Protein: Belli bir sırada dizilmiş bir veya birkaç amino-asit zincirinden oluşan büyük moleküller. Bu dizilişi genetik kodlamadaki nükleotidler belirler. Proteinler vücudumuzdaki hücrelerin, dokuların ve organların oluşması, işlevlerini görebilmesi ve bunu uyum içinde yapmaları için gereklidir. Her proteinin kendine özgü bir işlevi vardır. Sözgelimi hormonlar ve enzimler adlarını duyduğumuz protein türlerinden ikisidir.



RNA: Hücre sıvısında ve çekirdeğinde bulunan kimyasal bir maddedir. Protein sentezlemesi başta olmak üzere hücre içi kimyasal faaliyetlerde çok önemli bir rolü vardır. Yapısı DNA'ya benzer. Ama herbiri farklı işlevlere sahip birkaç cinsi vardır.

Ribozomal RNA: Hücre ribozomlarında bulunan bir çeşit RNA.

Ribozom: Hücrede protein sentezinin yapıldığı yerlerdir. Özel ribozomal RNA'larla proteinler içerir.



Telomere: Kromozomun bitiş kısmı. Bu özel yapı, doşğrusal DNA moleküllerinin kendi kendini üretmesi ve dengeli yapısını koruması işlerine yarar Transkripsiyon: Bir DNA parçasından kopyalanan RNA sentezi.

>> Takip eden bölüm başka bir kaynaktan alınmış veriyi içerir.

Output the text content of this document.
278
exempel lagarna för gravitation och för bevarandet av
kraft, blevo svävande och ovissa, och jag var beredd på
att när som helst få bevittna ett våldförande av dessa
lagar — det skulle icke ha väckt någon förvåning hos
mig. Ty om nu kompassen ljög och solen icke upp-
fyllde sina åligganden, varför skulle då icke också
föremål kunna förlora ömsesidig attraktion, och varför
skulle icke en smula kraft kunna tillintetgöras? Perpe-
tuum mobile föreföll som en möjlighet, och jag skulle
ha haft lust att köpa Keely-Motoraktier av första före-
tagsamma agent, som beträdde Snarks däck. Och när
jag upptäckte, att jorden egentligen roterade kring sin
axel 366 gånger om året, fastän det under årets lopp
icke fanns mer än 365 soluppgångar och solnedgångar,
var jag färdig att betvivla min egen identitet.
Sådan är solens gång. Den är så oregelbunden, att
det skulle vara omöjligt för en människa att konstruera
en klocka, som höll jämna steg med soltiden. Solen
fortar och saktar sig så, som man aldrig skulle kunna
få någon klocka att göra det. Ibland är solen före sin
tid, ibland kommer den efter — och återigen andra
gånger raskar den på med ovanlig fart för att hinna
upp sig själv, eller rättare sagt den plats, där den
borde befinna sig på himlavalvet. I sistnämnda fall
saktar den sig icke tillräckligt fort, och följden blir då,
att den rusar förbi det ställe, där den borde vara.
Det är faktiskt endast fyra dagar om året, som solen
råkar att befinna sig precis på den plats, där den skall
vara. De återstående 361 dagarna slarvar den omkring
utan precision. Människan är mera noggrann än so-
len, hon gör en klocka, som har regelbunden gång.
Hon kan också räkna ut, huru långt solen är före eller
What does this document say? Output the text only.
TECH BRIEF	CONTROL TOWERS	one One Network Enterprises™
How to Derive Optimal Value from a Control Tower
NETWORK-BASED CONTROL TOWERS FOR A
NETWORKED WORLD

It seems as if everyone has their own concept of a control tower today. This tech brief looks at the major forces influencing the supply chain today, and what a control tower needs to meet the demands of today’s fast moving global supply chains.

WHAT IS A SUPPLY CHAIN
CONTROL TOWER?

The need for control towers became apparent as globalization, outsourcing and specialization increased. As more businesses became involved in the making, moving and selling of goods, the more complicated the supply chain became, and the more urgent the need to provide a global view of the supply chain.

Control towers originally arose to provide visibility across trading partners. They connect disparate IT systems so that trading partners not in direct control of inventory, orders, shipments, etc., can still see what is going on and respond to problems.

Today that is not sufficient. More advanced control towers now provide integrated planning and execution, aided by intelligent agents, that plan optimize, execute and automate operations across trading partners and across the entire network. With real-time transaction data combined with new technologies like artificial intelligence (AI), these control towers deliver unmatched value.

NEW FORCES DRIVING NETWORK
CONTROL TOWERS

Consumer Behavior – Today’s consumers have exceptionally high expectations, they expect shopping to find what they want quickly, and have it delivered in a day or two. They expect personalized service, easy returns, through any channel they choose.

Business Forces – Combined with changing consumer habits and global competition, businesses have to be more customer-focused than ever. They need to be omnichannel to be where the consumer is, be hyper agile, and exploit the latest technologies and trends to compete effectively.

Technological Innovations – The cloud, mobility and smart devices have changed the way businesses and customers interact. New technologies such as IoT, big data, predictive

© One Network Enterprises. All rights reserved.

Virüs: Sadece içine girdiği bir başka hücre içinde yeniden üreyebilen ve hücresel yapısı olmayan canlı. Virüsler bir protein kılıfı içindeki nükleik asitlerden ibarettir. Bazılarınınsa basit bir zarı vardır. Virüsler çoğalmak için, içine girdikleri hücrenin sentezleme yeteneğinden yararlanır.